DAC6 is an EU Directive that requires “intermediaries” — such as asset managers — and taxpayers to disclose to their local tax authorities arrangements they are involved in which display one or more specified “hallmarks”. The primary obligation to report falls on the intermediary, but if the intermediary does not report for some reason (for example, the intermediary is a law firm that cannot be required to report because of legal professional privilege), the reporting obligation falls back on to the taxpayer. For example, an asset manager in an EU Member State advising a fund in relation to a transaction that displays a DAC6 hallmark is an intermediary of the taxpayer fund and therefore must disclose details of the transaction to its local tax authority. If the asset manager failed to report, the taxpayer fund would then have a secondary reporting obligation. Although intended to enable tax authorities to identify “tax avoidance” transactions, some of the hallmarks are widely drawn, and so DAC6 may require disclosure of a number of common commercial transactions. The first DAC6 reporting deadline fell on 31 January 2021, for disclosure of all reportable arrangements where the reporting trigger occurred in the period 25 June 2018 to 31 December 2020.

Previously, the United Kingdom had announced that, despite Brexit, it would implement DAC6 in full in the United Kingdom. Now, however, in a surprise development, the United Kingdom will only require disclosure of arrangements that display one of the ‘Category D’ hallmarks — either an arrangement that may have the effect of undermining reporting obligations under the OECD Common Reporting Standard (CRS) or an arrangement that is structured in such a way that beneficial owners cannot be identified. This is a very significant limitation on the scope of the obligation — the Category D hallmarks are only two of 19 DAC6 hallmarks in total and are very unlikely to arise in practice — and as a result DAC6 should broadly cease to be applicable to UK asset managers. HMRC has also indicated that, following the decision only to implement DAC6 to this very limited extent, it will soon bring forth legislation to replace DAC6 reporting obligations with the reporting obligations required by the OECD’s Mandatory Disclosure Regime (which would again only require disclosure of arrangements with hallmarks broadly similar to the two Category D hallmarks).

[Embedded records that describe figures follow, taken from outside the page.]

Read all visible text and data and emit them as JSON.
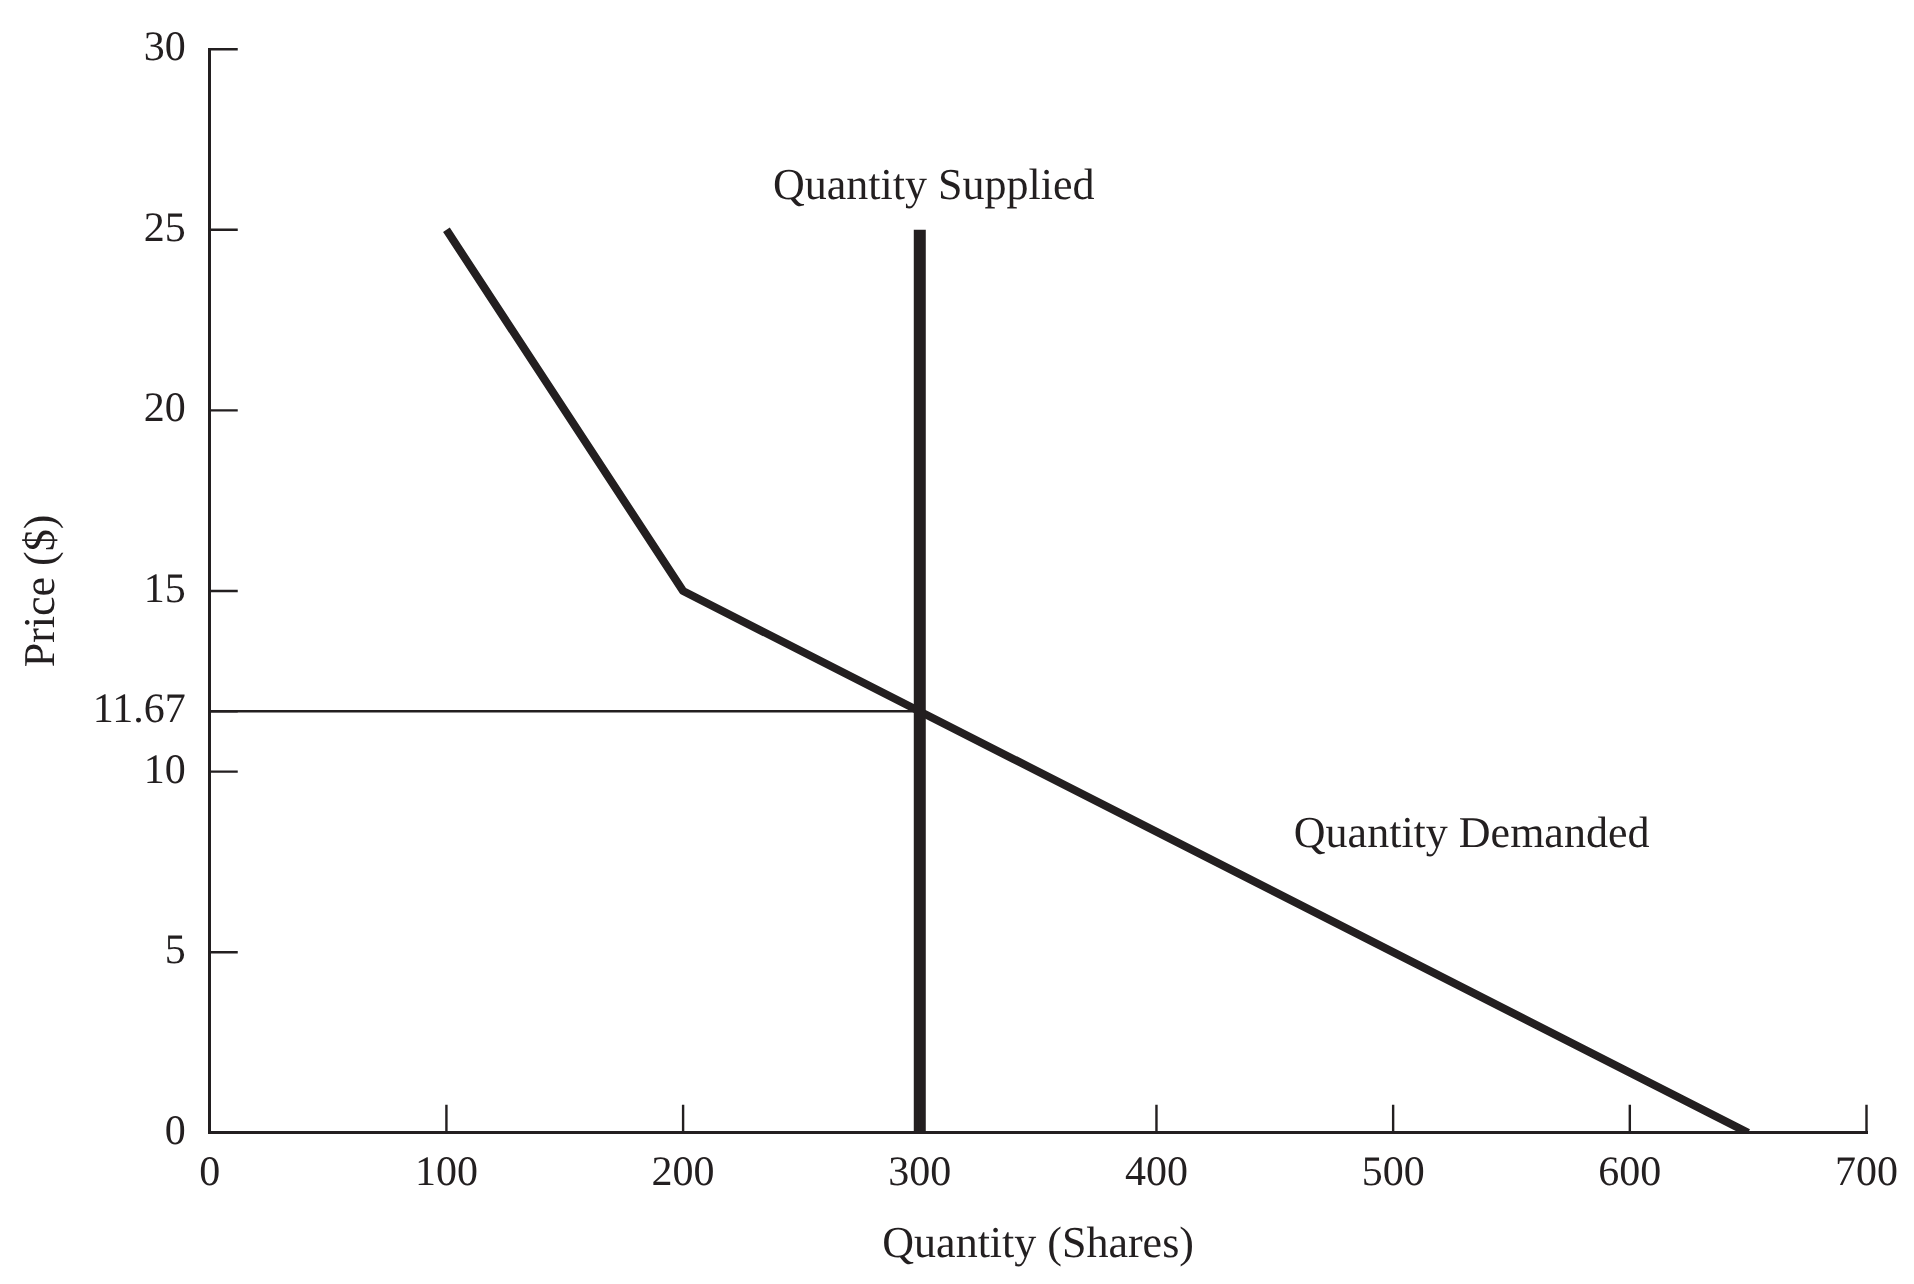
{
  "chart_data": {
    "type": "line",
    "xlabel": "Quantity (Shares)",
    "ylabel": "Price ($)",
    "xlim": [
      0,
      700
    ],
    "xticks": [
      0,
      100,
      200,
      300,
      400,
      500,
      600,
      700
    ],
    "ylim": [
      0,
      30
    ],
    "yticks": [
      0,
      5,
      10,
      11.67,
      15,
      20,
      25,
      30
    ],
    "grid": false,
    "legend": false,
    "marker": "none",
    "line_style": "solid",
    "series": [
      {
        "name": "Quantity Supplied",
        "color": "#231f20",
        "x": [
          300,
          300
        ],
        "values": [
          0,
          25
        ]
      },
      {
        "name": "Quantity Demanded",
        "color": "#231f20",
        "x": [
          100,
          200,
          650
        ],
        "values": [
          25,
          15,
          0
        ]
      },
      {
        "color": "#231f20",
        "x": [
          0,
          300
        ],
        "values": [
          11.67,
          11.67
        ]
      }
    ]
  }
}
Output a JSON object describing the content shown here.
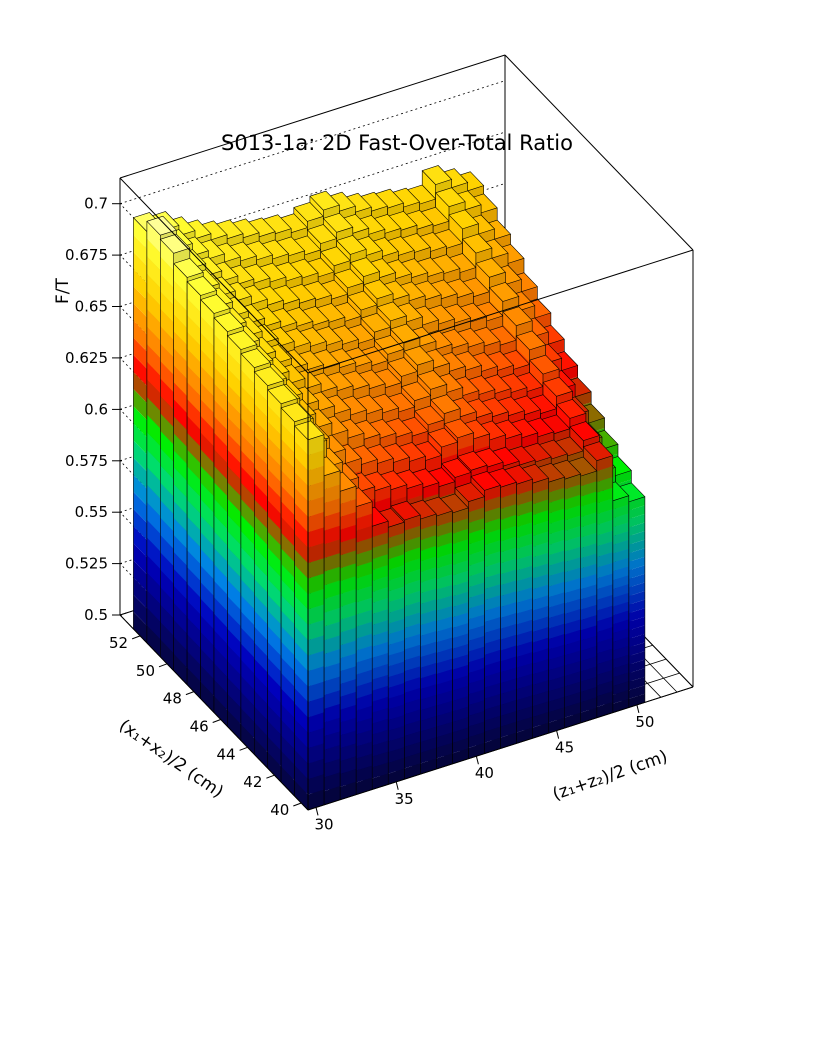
{
  "chart_data": {
    "type": "lego3d",
    "title": "S013-1a: 2D Fast-Over-Total Ratio",
    "zlabel": "F/T",
    "xlabel": "(x₁+x₂)/2 (cm)",
    "ylabel": "(z₁+z₂)/2 (cm)",
    "zlim": [
      0.5,
      0.7125
    ],
    "z_ticks": [
      "0.5",
      "0.525",
      "0.55",
      "0.575",
      "0.6",
      "0.625",
      "0.65",
      "0.675",
      "0.7"
    ],
    "x_ticks": [
      "40",
      "42",
      "44",
      "46",
      "48",
      "50",
      "52"
    ],
    "y_ticks": [
      "30",
      "35",
      "40",
      "45",
      "50"
    ],
    "x_range": [
      39.5,
      53.5
    ],
    "y_range": [
      29.5,
      53.5
    ],
    "x_bin_centers": [
      40,
      41,
      42,
      43,
      44,
      45,
      46,
      47,
      48,
      49,
      50,
      51,
      52
    ],
    "y_bin_centers": [
      30,
      31,
      32,
      33,
      34,
      35,
      36,
      37,
      38,
      39,
      40,
      41,
      42,
      43,
      44,
      45,
      46,
      47,
      48,
      49,
      50
    ],
    "values": [
      [
        0.68,
        0.66,
        0.65,
        0.64,
        0.628,
        0.625,
        0.626,
        0.624,
        0.623,
        0.622,
        0.625,
        0.628,
        0.627,
        0.626,
        0.624,
        0.622,
        0.621,
        0.62,
        0.625,
        0.603,
        0.6
      ],
      [
        0.682,
        0.668,
        0.655,
        0.645,
        0.638,
        0.636,
        0.634,
        0.632,
        0.63,
        0.628,
        0.63,
        0.631,
        0.63,
        0.628,
        0.626,
        0.625,
        0.624,
        0.623,
        0.628,
        0.61,
        0.606
      ],
      [
        0.684,
        0.672,
        0.66,
        0.652,
        0.645,
        0.642,
        0.64,
        0.638,
        0.636,
        0.634,
        0.638,
        0.64,
        0.637,
        0.634,
        0.632,
        0.63,
        0.628,
        0.627,
        0.632,
        0.618,
        0.612
      ],
      [
        0.686,
        0.675,
        0.665,
        0.658,
        0.652,
        0.648,
        0.645,
        0.643,
        0.641,
        0.639,
        0.642,
        0.645,
        0.641,
        0.638,
        0.636,
        0.634,
        0.632,
        0.63,
        0.636,
        0.624,
        0.618
      ],
      [
        0.688,
        0.678,
        0.668,
        0.662,
        0.657,
        0.653,
        0.65,
        0.648,
        0.646,
        0.644,
        0.647,
        0.65,
        0.646,
        0.642,
        0.64,
        0.638,
        0.636,
        0.634,
        0.64,
        0.63,
        0.624
      ],
      [
        0.69,
        0.68,
        0.672,
        0.666,
        0.661,
        0.657,
        0.655,
        0.653,
        0.651,
        0.649,
        0.652,
        0.655,
        0.651,
        0.647,
        0.645,
        0.642,
        0.64,
        0.638,
        0.645,
        0.636,
        0.63
      ],
      [
        0.692,
        0.683,
        0.675,
        0.669,
        0.664,
        0.661,
        0.659,
        0.657,
        0.655,
        0.653,
        0.656,
        0.659,
        0.655,
        0.651,
        0.649,
        0.647,
        0.645,
        0.643,
        0.65,
        0.642,
        0.636
      ],
      [
        0.694,
        0.685,
        0.678,
        0.672,
        0.668,
        0.665,
        0.663,
        0.661,
        0.659,
        0.657,
        0.66,
        0.663,
        0.66,
        0.656,
        0.654,
        0.652,
        0.65,
        0.648,
        0.655,
        0.648,
        0.642
      ],
      [
        0.696,
        0.688,
        0.681,
        0.675,
        0.671,
        0.668,
        0.666,
        0.664,
        0.663,
        0.661,
        0.664,
        0.667,
        0.664,
        0.661,
        0.659,
        0.657,
        0.655,
        0.653,
        0.66,
        0.654,
        0.648
      ],
      [
        0.698,
        0.69,
        0.684,
        0.679,
        0.675,
        0.672,
        0.67,
        0.668,
        0.667,
        0.665,
        0.668,
        0.671,
        0.668,
        0.665,
        0.663,
        0.661,
        0.66,
        0.658,
        0.665,
        0.66,
        0.655
      ],
      [
        0.703,
        0.693,
        0.687,
        0.682,
        0.678,
        0.676,
        0.674,
        0.672,
        0.671,
        0.669,
        0.672,
        0.675,
        0.672,
        0.669,
        0.667,
        0.666,
        0.664,
        0.663,
        0.67,
        0.665,
        0.66
      ],
      [
        0.705,
        0.696,
        0.69,
        0.686,
        0.682,
        0.68,
        0.678,
        0.676,
        0.675,
        0.673,
        0.676,
        0.679,
        0.676,
        0.673,
        0.671,
        0.67,
        0.668,
        0.667,
        0.674,
        0.67,
        0.666
      ],
      [
        0.7,
        0.698,
        0.693,
        0.689,
        0.686,
        0.684,
        0.682,
        0.68,
        0.679,
        0.677,
        0.68,
        0.683,
        0.68,
        0.677,
        0.675,
        0.674,
        0.672,
        0.671,
        0.678,
        0.674,
        0.67
      ]
    ],
    "grid": true
  }
}
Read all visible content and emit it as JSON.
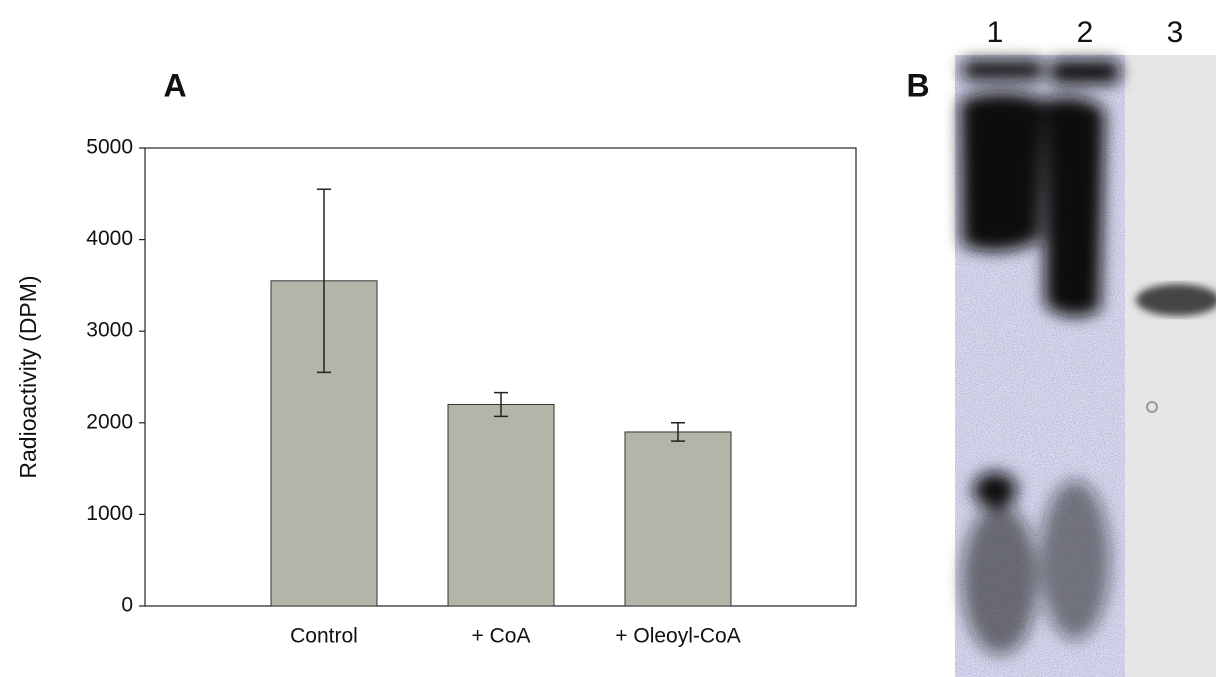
{
  "chart_data": {
    "type": "bar",
    "y_label": "Radioactivity (DPM)",
    "categories": [
      "Control",
      "+ CoA",
      "+ Oleoyl-CoA"
    ],
    "values": [
      3550,
      2200,
      1900
    ],
    "errors": [
      1000,
      130,
      100
    ],
    "color": "#b4b4a8",
    "ylim": [
      0,
      5000
    ],
    "yticks": [
      0,
      1000,
      2000,
      3000,
      4000,
      5000
    ],
    "panel_labels": [
      "A",
      "B"
    ],
    "lane_labels": [
      "1",
      "2",
      "3"
    ]
  }
}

The removal of DAC6 disclosure obligations from UK intermediaries such as UK asset managers is clearly good news. However, UK managers managing EU funds or with subsidiaries or operations in EU Member States need to recognise that (now that there are no UK DAC6 reporting obligations), where the fund enters into arrangements that display a DAC6 hallmark, DAC6 reporting obligations will fall on the fund itself or on a management subsidiary in an EU Member State. For larger management groups with operations in other EU jurisdictions, or for UK managers managing EU-based funds, this is likely to mean that DAC6 compliance has not gone away. The UK manager may still have to take a leadership role in DAC6 analysis and in ensuring that appropriate DAC6 reports are made in the relevant EU jurisdictions, whether that is by the (taxpayer) EU fund or its own management subsidiaries.